インタビュー 三人の女性が吐露する金正日体制への本音(6)
取材:石丸次郎/整理:リ・ジンス
■インタビュー 3 ケさん(プロフィールはこちらのリンク先を参照)
誰が最も被害を受けたか?
Q:「貨幣交換」当時、周囲の状況はどうでしたか? ケさんの周囲でそこそこの暮らしをしている人、大きく商売をしながら現金を持っている人たちの間では騒ぎが広がっていましたか?
ケ:私たちの住んでいる郊外地域は、貨幣交換をしたからといって、大損をして騒ぐような裕福な場所ではありません。沢山のお金を失って泣き叫んで卒倒したりする人は、もっと市の中心に住んでいる人たちでしょう。
Q:今回の貨幣交換で最も被害を受けた人は、どんな人たちだと思いますか?
ケ:品物を仕入れて、あっちからこっちへと卸している人たちが一番大変でしたね。代金を回収できなくなりましたから。そんな人たちの中には心臓麻痺で倒れた人もいるし、ショックの余り寝込んでしまった人もいます。
Q:人から金を借りて商売をしていた人たちはどうなりましたか? 借りた金だって交換期間が過ぎれば無効になってしまうわけですよね。国で何らかの措置はありましたか?

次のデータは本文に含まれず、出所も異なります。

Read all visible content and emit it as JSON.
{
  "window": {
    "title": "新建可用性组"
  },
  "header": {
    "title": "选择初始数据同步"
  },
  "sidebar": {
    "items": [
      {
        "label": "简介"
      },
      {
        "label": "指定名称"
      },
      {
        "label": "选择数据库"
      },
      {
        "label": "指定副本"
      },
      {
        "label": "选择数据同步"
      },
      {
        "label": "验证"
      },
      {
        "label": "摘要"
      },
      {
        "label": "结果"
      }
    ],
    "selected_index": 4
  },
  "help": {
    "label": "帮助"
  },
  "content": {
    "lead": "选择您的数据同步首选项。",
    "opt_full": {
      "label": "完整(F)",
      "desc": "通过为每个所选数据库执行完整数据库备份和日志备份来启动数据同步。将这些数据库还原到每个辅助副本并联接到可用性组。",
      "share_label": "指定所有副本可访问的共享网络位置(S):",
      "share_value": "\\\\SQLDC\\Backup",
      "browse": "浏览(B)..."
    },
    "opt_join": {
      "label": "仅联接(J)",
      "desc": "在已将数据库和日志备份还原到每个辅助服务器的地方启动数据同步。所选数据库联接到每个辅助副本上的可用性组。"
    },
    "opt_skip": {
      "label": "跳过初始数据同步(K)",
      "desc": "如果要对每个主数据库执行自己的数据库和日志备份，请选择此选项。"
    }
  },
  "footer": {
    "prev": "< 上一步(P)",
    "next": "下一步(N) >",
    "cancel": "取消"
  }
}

ケ:どうしようもないですよ。借りたお金が紙くずになってしまいましたが、国は何にもしてくれませんよ。貸した人の方も無理に返せとも言えない。
Q:でも、それが原因で諍いが起きることもあるでしょう。
ケ:諍いが起きたからといって、国に抗議することもできませんし。
Q:貸した人が無理に返せと言う場合は?
ケ:でも現実を見たらどうやって返せと言うのですか? (新ウォンへの交換には制限があり)今すぐにはどうやっても返ってきませんよ。時間が経ってまたお金を稼げるようになったら、少しずつ返してもらおうと考えるのが関の山です。これはもう時間が解決する問題だというしかないでしょう。
Q:こんなでたらめの「貨幣交換」について、人々は抗議したりしないのですか?
ケ:ひどい措置だからと言って、意見をどこかに提議するなんてできませんよ、絶対に。
Q:誰も上訴(政府機関への訴え)しないんですか? 法的には上訴できますよね?
ケ:そうですけど......、そうしようと思う人は千人にただの一人もいませんよ。朝鮮では国ではそうした行為(政策に対する抗議)を認めないからです。「貨幣交換」も一つの国の法ですから、それを当然と考えるべきだという社会なんです。ですから、それについてストライキをしたり、上訴したりしようとする人は一人もいませんでした。